BM25 tool selection shrinks per-query attack surface. MCPProxy does not expose all 353 tools from all 45 connected servers to every query. BM25-based discovery selects the relevant subset per request. A poisoned tool outside the active set cannot execute its payload — a probabilistic defense that reduces the attack surface from hundreds of tools to a relevant handful.

The critical property: both defenses are model-independent. Quarantine does not become more permissive with a smarter model. BM25 selection does not get worse when you upgrade from GPT-4 to o1-mini. The defenses operate on a layer the attack cannot reach by exploiting model capability.

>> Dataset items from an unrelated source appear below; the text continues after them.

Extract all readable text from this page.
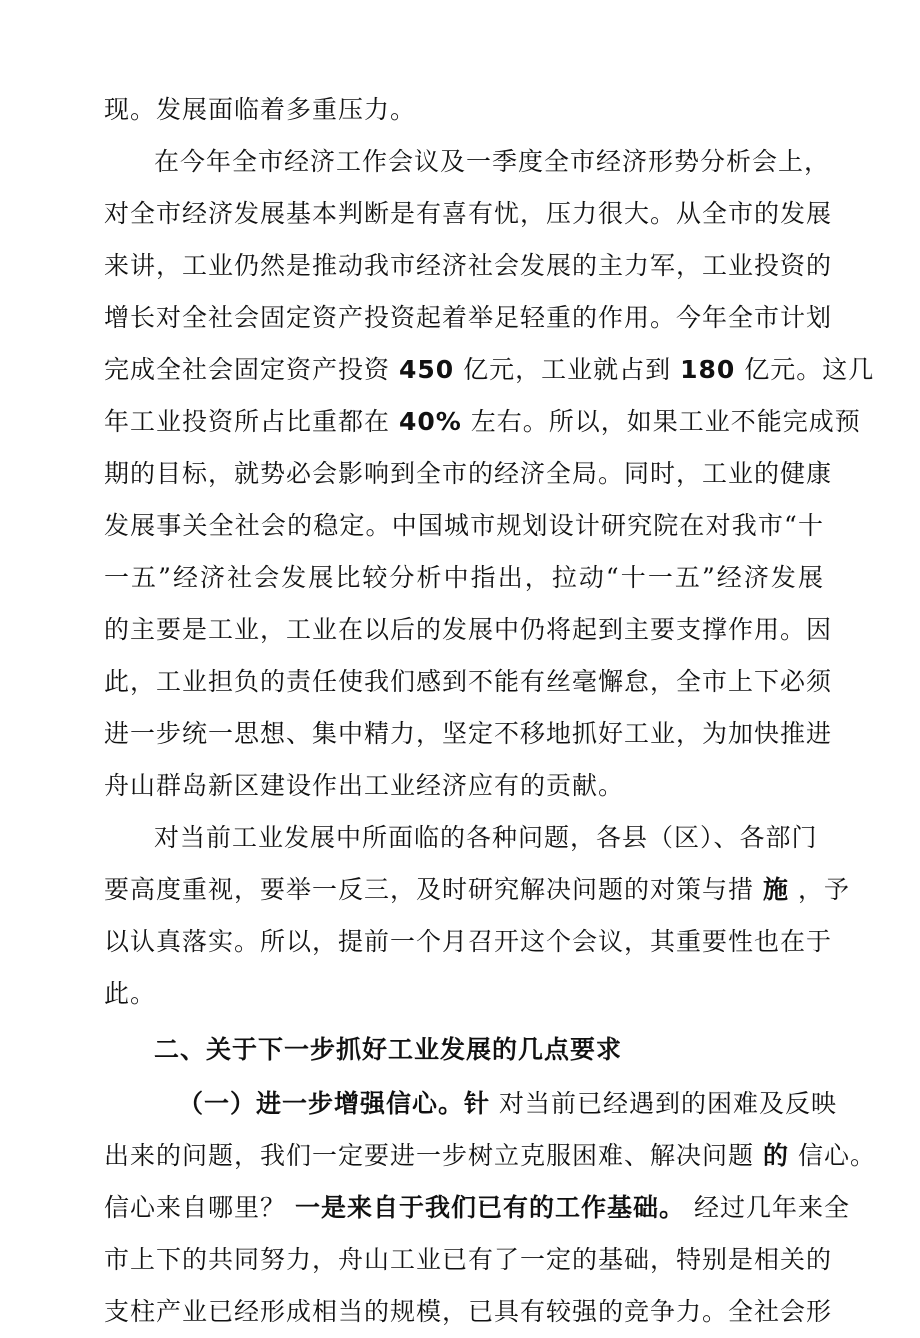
现。发展面临着多重压力。
在今年全市经济工作会议及一季度全市经济形势分析会上，
对全市经济发展基本判断是有喜有忧，压力很大。从全市的发展
来讲，工业仍然是推动我市经济社会发展的主力军，工业投资的
增长对全社会固定资产投资起着举足轻重的作用。今年全市计划
完成全社会固定资产投资 450 亿元，工业就占到 180 亿元。这几
年工业投资所占比重都在 40% 左右。所以，如果工业不能完成预
期的目标，就势必会影响到全市的经济全局。同时，工业的健康
发展事关全社会的稳定。中国城市规划设计研究院在对我市“十
一五”经济社会发展比较分析中指出，拉动“十一五”经济发展
的主要是工业，工业在以后的发展中仍将起到主要支撑作用。因
此，工业担负的责任使我们感到不能有丝毫懈怠，全市上下必须
进一步统一思想、集中精力，坚定不移地抓好工业，为加快推进
舟山群岛新区建设作出工业经济应有的贡献。
对当前工业发展中所面临的各种问题，各县（区）、各部门
要高度重视，要举一反三，及时研究解决问题的对策与措 施 ，予
以认真落实。所以，提前一个月召开这个会议，其重要性也在于
此。
二、关于下一步抓好工业发展的几点要求
（一）进一步增强信心。针 对当前已经遇到的困难及反映
出来的问题，我们一定要进一步树立克服困难、解决问题 的 信心。
信心来自哪里？ 一是来自于我们已有的工作基础。 经过几年来全
市上下的共同努力，舟山工业已有了一定的基础，特别是相关的
支柱产业已经形成相当的规模，已具有较强的竞争力。全社会形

Two paths: model-layer defense that degrades with capability vs. gateway-layer defense that holds

The Layer That Does Not Get Worse

MCPTox establishes an empirical fact that the MCP ecosystem has to internalize: you cannot model-upgrade your way out of sampling injection. The 72.8% success rate on o1-mini is not a ceiling. It is a trajectory. As models get better at following instructions, they will get better at following injected instructions. The line goes up.

Every defense that depends on the model’s judgment — “the model will notice the injection,” “the model will refuse the unauthorized action,” “the model will distinguish legitimate sampling from malicious sampling” — is a defense that degrades on the same curve. The MCPTox numbers are the proof.

Gateway-layer controls are the exception. They operate below the model, on the protocol and transport layers where instructions are delivered, not interpreted. A gateway that blocks an unauthorized sampling request does not care how capable the model behind it is. The request never reaches the model. The capability is irrelevant.

This is the architectural lesson of MCPTox. In a world where the attack improves with every model generation, the only durable defenses are the ones that do not depend on the model at all. The gateway is that layer. Deploy it before you deploy your next model upgrade.